To get a yes or no from the API, would Apple actually have to open up the fingerprint data to developers? I’m concerned from a security stand point. How easy would it be to slip a bit of code into an app that redirects your fingerprint data??
Isn’t this why Apple will have their own money service like PayPal? So Apple will have details for your cards and then use touch ID instead of a password :) so if you want to buy something off Amazon’s iPhone app, it will use your Apple ID which is linked to your touch ID. So I think Apple will open it but they will have control and have their own service like PayPal.
I just wish I never have to type in a password for touch id purchases. (i.e. after you restart the phone, seems counterproductive since after you restart the phone you have to input passcode to use touch id for the phone itself, should that be protection enough for app store purchase???)
shouldn’t*
for sure No, after so many cases that developers were doing some sh*t with our contacts and personal data, if we handover our finger print to them, it means death of our life, i simply don’t trust this much.
Yes, Apple should allow apps to request for a scan and know whether this was successful.
Developers shouldn’t get any more access than that, though.
One other thing I’d love to see implemented… and should be relatively easy, depending on how the “ring” is scanned (electrically)… would be to allow users to change applications by swiping on the home button left and right.
The current double-tap solution is a bit clunky and slow. If the “ring” could detect swipes, it’d be very cunning.
NO!! this doesn’t benefit anyone expect iphone gets hacked!
No. The reason is because people can find or otherwise exploit the source to override its need to have the actual initial finger prints. Let it be closed source. I was all out for making iOS open source but considering the fact that even if it is not open source there is possible larger flaws in it, it’s for the well being of the users for it to be closed source. Take the recent SSL flaw for example. Not only iOS 7.0.4-5 but also 6.1.3-5 were infected and apple had to release a new update which obviously had the fix.
Take a note that they could have released a jailbreak patch in that update but they know that there are too many users using jb and releasing an update to a rather old firmware isn’t too smart.
Nay!
Apple should get rid of this biometric altogether — I do not and never plan to use it…
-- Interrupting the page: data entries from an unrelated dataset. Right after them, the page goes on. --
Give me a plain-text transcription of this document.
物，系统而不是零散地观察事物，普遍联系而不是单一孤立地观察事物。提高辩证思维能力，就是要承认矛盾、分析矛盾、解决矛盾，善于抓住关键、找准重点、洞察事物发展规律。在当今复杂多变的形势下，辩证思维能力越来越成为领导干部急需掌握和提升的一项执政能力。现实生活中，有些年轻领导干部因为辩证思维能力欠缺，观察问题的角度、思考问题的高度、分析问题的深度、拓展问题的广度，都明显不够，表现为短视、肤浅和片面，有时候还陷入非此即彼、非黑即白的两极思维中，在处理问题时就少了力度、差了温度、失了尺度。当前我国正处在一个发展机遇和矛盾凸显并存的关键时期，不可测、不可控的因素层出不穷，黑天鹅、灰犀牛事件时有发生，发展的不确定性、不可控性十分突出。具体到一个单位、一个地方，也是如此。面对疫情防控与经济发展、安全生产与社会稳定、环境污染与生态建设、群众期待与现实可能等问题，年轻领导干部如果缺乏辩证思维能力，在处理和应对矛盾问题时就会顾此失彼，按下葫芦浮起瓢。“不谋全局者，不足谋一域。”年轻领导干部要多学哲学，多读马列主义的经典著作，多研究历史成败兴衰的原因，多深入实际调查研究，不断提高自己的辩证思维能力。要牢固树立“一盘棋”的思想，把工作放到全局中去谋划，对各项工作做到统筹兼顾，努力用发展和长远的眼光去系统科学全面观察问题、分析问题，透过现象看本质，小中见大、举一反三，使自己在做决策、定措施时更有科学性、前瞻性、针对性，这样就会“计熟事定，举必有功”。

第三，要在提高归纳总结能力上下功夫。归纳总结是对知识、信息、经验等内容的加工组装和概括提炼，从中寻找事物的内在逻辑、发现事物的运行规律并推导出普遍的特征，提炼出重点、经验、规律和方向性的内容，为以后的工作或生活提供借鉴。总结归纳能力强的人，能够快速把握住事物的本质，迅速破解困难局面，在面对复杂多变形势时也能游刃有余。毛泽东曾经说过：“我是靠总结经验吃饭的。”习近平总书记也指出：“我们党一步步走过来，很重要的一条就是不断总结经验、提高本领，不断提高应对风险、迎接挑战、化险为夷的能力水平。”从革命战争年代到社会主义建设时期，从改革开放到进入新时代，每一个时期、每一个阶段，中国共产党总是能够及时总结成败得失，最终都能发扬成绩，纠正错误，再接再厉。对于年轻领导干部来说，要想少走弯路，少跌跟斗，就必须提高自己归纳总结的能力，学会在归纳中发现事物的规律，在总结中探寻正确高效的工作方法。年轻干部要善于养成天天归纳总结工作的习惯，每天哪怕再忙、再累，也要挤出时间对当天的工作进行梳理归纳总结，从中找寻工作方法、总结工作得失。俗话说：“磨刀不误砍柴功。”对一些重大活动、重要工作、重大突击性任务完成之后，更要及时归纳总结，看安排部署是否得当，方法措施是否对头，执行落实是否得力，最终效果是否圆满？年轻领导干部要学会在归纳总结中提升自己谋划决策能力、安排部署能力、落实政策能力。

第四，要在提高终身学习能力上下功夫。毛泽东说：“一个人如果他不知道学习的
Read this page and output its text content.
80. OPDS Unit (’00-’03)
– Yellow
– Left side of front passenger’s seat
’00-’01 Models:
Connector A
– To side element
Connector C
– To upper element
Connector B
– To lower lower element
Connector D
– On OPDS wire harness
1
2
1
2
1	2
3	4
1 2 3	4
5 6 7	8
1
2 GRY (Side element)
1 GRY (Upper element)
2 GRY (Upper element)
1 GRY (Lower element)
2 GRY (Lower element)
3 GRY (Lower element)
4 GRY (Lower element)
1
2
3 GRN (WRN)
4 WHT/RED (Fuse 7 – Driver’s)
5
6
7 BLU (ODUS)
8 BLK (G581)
There are so many here that evidently haven’t read the white paper, or anything that has been said about how the Touch ID sensor and accompanying private area on the chip works. Yes it should be opened up as there’s no risk of your fingerprint going missing. As Apple isn’t even able to retrieve your fingerprint, a third party developer most certainly won’t be able to and I would be amused to see them attempt it. Just open up an API to authenticate with a simple ‘YES’ or ‘NO’ and you’re done. I’d very much like to do my banking by Touch ID.